This method requires many cameras, requires to transfer every second millions of voxels or triangulated vertices and therefore has a high demand on bandwidth. Thus to limit the amount of bandwidth it is usually required to provide a rather lower rendering quality.
Another method involves motion capture applied to avatars captured of the participants of the sport events in a studio. Such methods are provided, for example, by Mark Roberts Motion Control (MRMC) of Nikon. This method requires the presence of players in a studio to capture their appearance prior to using the method.
Another method involves motion capture applied to standard mannequins. Such methods are provided, for example, by the Hawk-eye SkeleTRACK technology of Sony. This method shows the participants/players as standard mannequins, i.e. without individual features.
Therefore, there is a need for a method that can be based on a single camera view (monocular view), provides representations of the participants which are individualized and, if possible, detailed and has low requirements with regard to bandwidth.
To meet this need a method and system are provided as indicated in the appended claims.

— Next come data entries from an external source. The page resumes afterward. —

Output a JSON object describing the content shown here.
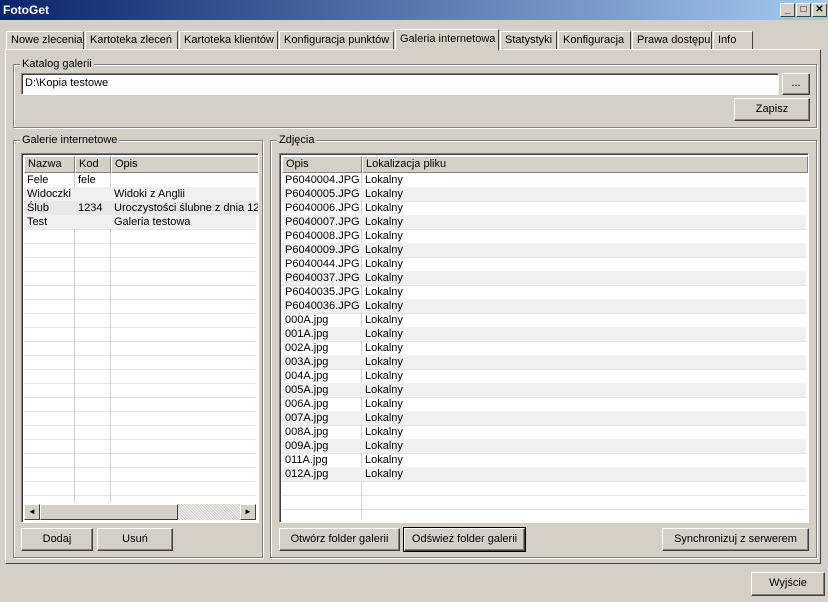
{
  "window": {
    "title": "FotoGet",
    "minimize": "_",
    "maximize": "□",
    "close": "✕"
  },
  "tabs": [
    {
      "label": "Nowe zlecenia"
    },
    {
      "label": "Kartoteka zleceń"
    },
    {
      "label": "Kartoteka klientów"
    },
    {
      "label": "Konfiguracja punktów"
    },
    {
      "label": "Galeria internetowa",
      "active": true
    },
    {
      "label": "Statystyki"
    },
    {
      "label": "Konfiguracja"
    },
    {
      "label": "Prawa dostępu"
    },
    {
      "label": "Info"
    }
  ],
  "katalog": {
    "legend": "Katalog galerii",
    "path": "D:\\Kopia testowe",
    "browse_label": "...",
    "save_label": "Zapisz"
  },
  "galleries": {
    "legend": "Galerie internetowe",
    "columns": [
      "Nazwa",
      "Kod",
      "Opis"
    ],
    "rows": [
      [
        "Fele",
        "fele",
        ""
      ],
      [
        "Widoczki",
        "",
        "Widoki z Anglii"
      ],
      [
        "Ślub",
        "1234",
        "Uroczystości ślubne z dnia 12."
      ],
      [
        "Test",
        "",
        "Galeria testowa"
      ]
    ],
    "add_label": "Dodaj",
    "remove_label": "Usuń"
  },
  "photos": {
    "legend": "Zdjęcia",
    "columns": [
      "Opis",
      "Lokalizacja pliku"
    ],
    "rows": [
      [
        "P6040004.JPG",
        "Lokalny"
      ],
      [
        "P6040005.JPG",
        "Lokalny"
      ],
      [
        "P6040006.JPG",
        "Lokalny"
      ],
      [
        "P6040007.JPG",
        "Lokalny"
      ],
      [
        "P6040008.JPG",
        "Lokalny"
      ],
      [
        "P6040009.JPG",
        "Lokalny"
      ],
      [
        "P6040044.JPG",
        "Lokalny"
      ],
      [
        "P6040037.JPG",
        "Lokalny"
      ],
      [
        "P6040035.JPG",
        "Lokalny"
      ],
      [
        "P6040036.JPG",
        "Lokalny"
      ],
      [
        "000A.jpg",
        "Lokalny"
      ],
      [
        "001A.jpg",
        "Lokalny"
      ],
      [
        "002A.jpg",
        "Lokalny"
      ],
      [
        "003A.jpg",
        "Lokalny"
      ],
      [
        "004A.jpg",
        "Lokalny"
      ],
      [
        "005A.jpg",
        "Lokalny"
      ],
      [
        "006A.jpg",
        "Lokalny"
      ],
      [
        "007A.jpg",
        "Lokalny"
      ],
      [
        "008A.jpg",
        "Lokalny"
      ],
      [
        "009A.jpg",
        "Lokalny"
      ],
      [
        "011A.jpg",
        "Lokalny"
      ],
      [
        "012A.jpg",
        "Lokalny"
      ]
    ],
    "open_folder_label": "Otwórz folder galerii",
    "refresh_folder_label": "Odśwież folder galerii",
    "sync_label": "Synchronizuj z serwerem"
  },
  "footer": {
    "exit_label": "Wyjście"
  }
}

In particular, a computer implemented method for rendering a video stream is disclosed comprising a virtual view of a sport event comprising: from a cloud-based server to a user device, provide parameters defining the appearance and motion of participants of the sport event, said parameters having been obtained by an archive monocular video stream of at least one previous event of the sport by fitting the parameters to a parametric human model of the participant of the sport event; from a cloud-based server to a user device, transmit continuously, positional and pose data of the sport event participants of a video stream of a live sport event; on the user device, provide a neural rendering of a view of the live sport event based on the parameters defining the appearance and motion of sport event participants obtained by the at least one archive monocular video stream and the positional and pose data of the sport event participants of the video stream of the live sport event; by the user device, display the rendered view.
A system for performing the method is also disclosed. In addition, a user device is disclosed performing the steps of the method performed on the user device.
In addition, a method is disclosed for providing a system performing the above method.
The term “sport event” means any temporary holding of a sports competition. In particular, sports events may be team events or a match between two teams. In particular, the sports event may be a ball sport, and it may be ball sports with individual participants or teams. The ball may be spherical, oval-shaped, disc-shaped, or ring-shaped. The sporting event may be a scoring game, especially soccer, basketball, American soccer, or handball, or a throwback game, especially tennis, table tennis, or badminton, a batting game, especially baseball, cricket, or softball.
In a sport event, there is a playing “venue” or field where the sport event is played. On this venue, there are non-movable objects that are relevant for the execution of the game event according to the rules of the sport event. In soccer, these can be the kick-off circle, the corners, the goal area, the outer lines at the goal or/and at the side, and/or the center line. In basketball, these can be side sidelines, the end lines, the center line, center circle, the zone around the baskets, the semicircle, the three-point line, and/or the no-charging semicircle.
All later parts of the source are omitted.